Depuis des siècles, la féra frétille dans les eaux du Léman, excitant la convoitise des pêcheurs et, bien entendu, des cuisiniers. Pas étonnant, donc, de découvrir une manière de l’accommoder dans le premier livre de recettes paru dans le canton en 1798, La cuisinière genevoise.
Dans l’édition de 1817, réédité par les éditions Slatkine, la ferra (sic) passe sur le gril. Elle est d’abord engraissée avec du beurre frais, assaisonnée de poivre et sel, et maintenue entre quatre petits bâtons reliés par du fil pour qu’elle reste bien droite. Pendant qu’elle dore sur la braise, on hache des fines herbes, on les mélange à du beurre sans oublier de saler et poivrer, on ajoute trois clous de girofle, un peu de fleur de muscade et on pétrit le tout. Lorsque la «ferra» est cuite, on la farcit de cette préparation et on la sert illico.
Un petit siècle plus tard, le professeur de cuisine genevois Louis Maillard propose plusieurs recettes de féra (avec un seul r, désormais). Il la plonge, par exemple, dans la friture après l’avoir enrobé de lait et de farine. Chaleur moyenne pour débuter, puis plus forte pour bien dorer le poisson. À noter que le chef propose du persil frit en accompagnement.
Autre méthode, la féra «à la bonne tante». Le poisson est allongé dans un plat beurré, arrosé de vin blanc et enduis d’un mélange de beurre, d’oignon et champignons hachés et de persil. On le saupoudre ensuite de chapelure, on arrose de beurre fondu et on enfourne à haute température pour 15 à 20 minutes. Louis Maillard propose aussi de napper une féra poêlée au beurre ou rôtie au four d’un beurre maître d’hôtel fondu et tiède. Il est malaxé avec un jus de citron, du persil haché, sel et poivre.
Toutes ces préparations débouchaient inévitablement sur des surcuissons. La chair devait devenir cotonneuse…

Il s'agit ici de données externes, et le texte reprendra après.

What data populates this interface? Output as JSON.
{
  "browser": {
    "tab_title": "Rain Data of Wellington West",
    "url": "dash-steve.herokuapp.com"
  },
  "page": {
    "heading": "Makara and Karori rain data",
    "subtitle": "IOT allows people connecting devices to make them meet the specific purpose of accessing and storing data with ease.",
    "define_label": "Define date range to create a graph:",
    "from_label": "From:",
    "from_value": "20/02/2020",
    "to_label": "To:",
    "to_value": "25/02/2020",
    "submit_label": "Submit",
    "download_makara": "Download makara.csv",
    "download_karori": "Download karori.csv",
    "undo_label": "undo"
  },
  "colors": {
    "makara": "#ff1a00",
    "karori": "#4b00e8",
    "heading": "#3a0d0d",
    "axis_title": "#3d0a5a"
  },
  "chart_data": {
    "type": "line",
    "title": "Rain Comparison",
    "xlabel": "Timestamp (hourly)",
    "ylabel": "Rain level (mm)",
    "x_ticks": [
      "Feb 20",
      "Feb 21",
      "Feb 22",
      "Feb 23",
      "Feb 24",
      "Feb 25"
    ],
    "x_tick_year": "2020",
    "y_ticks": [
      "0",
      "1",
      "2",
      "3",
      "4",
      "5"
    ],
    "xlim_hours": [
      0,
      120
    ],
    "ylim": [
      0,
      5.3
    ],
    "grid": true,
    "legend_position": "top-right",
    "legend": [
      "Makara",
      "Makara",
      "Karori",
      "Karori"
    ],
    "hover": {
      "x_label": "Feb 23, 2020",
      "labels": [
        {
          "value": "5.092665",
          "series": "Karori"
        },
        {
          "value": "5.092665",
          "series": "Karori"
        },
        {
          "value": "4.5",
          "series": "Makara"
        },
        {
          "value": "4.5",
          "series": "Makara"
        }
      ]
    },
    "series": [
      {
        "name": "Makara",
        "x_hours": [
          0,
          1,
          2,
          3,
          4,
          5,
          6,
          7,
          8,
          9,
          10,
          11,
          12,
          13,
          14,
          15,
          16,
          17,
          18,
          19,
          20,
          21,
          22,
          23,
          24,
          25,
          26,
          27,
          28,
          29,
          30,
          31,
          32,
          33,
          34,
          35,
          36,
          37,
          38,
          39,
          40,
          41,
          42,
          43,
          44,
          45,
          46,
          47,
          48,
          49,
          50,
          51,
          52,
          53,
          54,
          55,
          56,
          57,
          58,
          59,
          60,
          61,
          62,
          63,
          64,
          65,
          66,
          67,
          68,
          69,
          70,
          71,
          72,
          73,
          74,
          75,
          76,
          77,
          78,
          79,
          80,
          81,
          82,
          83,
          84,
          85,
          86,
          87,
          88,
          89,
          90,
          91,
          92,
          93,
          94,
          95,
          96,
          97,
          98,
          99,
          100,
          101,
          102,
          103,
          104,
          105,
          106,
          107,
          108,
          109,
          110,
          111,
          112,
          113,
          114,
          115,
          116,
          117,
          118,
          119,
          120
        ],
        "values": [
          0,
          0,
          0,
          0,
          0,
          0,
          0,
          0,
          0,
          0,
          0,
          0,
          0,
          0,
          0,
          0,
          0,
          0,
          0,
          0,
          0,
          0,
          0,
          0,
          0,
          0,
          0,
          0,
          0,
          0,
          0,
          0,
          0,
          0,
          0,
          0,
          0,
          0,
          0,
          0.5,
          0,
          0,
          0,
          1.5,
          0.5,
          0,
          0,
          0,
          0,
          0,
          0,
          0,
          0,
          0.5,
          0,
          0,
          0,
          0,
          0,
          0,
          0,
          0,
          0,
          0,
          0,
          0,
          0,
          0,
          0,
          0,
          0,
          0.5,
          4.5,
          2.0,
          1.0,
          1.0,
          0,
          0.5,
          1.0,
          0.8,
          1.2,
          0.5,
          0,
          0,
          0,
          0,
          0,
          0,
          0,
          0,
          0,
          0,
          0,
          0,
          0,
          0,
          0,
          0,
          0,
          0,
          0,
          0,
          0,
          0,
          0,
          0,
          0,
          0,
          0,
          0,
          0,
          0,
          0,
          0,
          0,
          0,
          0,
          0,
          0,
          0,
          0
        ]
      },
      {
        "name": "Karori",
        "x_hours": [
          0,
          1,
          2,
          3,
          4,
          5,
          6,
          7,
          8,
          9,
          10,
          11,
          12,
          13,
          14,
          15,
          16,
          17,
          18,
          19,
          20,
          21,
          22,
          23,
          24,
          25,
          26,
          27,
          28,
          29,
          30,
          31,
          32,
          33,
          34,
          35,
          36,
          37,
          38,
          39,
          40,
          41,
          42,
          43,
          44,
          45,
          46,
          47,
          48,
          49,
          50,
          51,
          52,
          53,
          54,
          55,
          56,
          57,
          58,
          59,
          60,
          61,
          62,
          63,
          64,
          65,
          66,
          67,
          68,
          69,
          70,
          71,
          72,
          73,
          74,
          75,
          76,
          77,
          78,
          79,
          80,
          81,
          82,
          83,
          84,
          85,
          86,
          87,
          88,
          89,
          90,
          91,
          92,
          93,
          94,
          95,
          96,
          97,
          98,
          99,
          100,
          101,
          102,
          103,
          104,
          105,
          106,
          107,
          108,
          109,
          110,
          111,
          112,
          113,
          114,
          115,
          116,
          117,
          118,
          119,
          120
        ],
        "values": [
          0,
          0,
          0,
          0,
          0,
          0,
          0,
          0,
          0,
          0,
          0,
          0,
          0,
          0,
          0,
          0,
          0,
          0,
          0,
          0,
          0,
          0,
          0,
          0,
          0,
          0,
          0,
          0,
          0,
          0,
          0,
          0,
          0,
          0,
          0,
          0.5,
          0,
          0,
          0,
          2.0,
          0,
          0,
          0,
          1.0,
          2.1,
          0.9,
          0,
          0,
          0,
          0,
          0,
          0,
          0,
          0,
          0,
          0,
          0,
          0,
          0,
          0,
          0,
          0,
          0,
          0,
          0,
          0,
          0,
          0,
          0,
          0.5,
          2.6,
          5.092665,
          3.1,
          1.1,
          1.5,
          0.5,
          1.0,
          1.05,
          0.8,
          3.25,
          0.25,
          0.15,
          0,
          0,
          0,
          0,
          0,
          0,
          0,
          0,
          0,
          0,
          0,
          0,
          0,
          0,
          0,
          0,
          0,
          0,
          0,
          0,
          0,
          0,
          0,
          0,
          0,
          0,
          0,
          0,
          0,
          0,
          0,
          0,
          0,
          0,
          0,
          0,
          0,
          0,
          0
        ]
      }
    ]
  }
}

Valable encore aujourd’hui, les filets de féra s’accordent parfaitement avec la sauce genevoise qui accompagnait la plupart des poissons dans les cuisines familiales. Cette variante de la sauce poulette, comme nous l’a souligné l’ami Daniel Ficht, consiste à réaliser un roux, à le mouiller avec le court-bouillon qui a servi à pocher la féra et de finaliser la sauce en la liant avec de la crème fraîche additionnée d’un jaune d’œuf et en la relevant d’un filet de citron.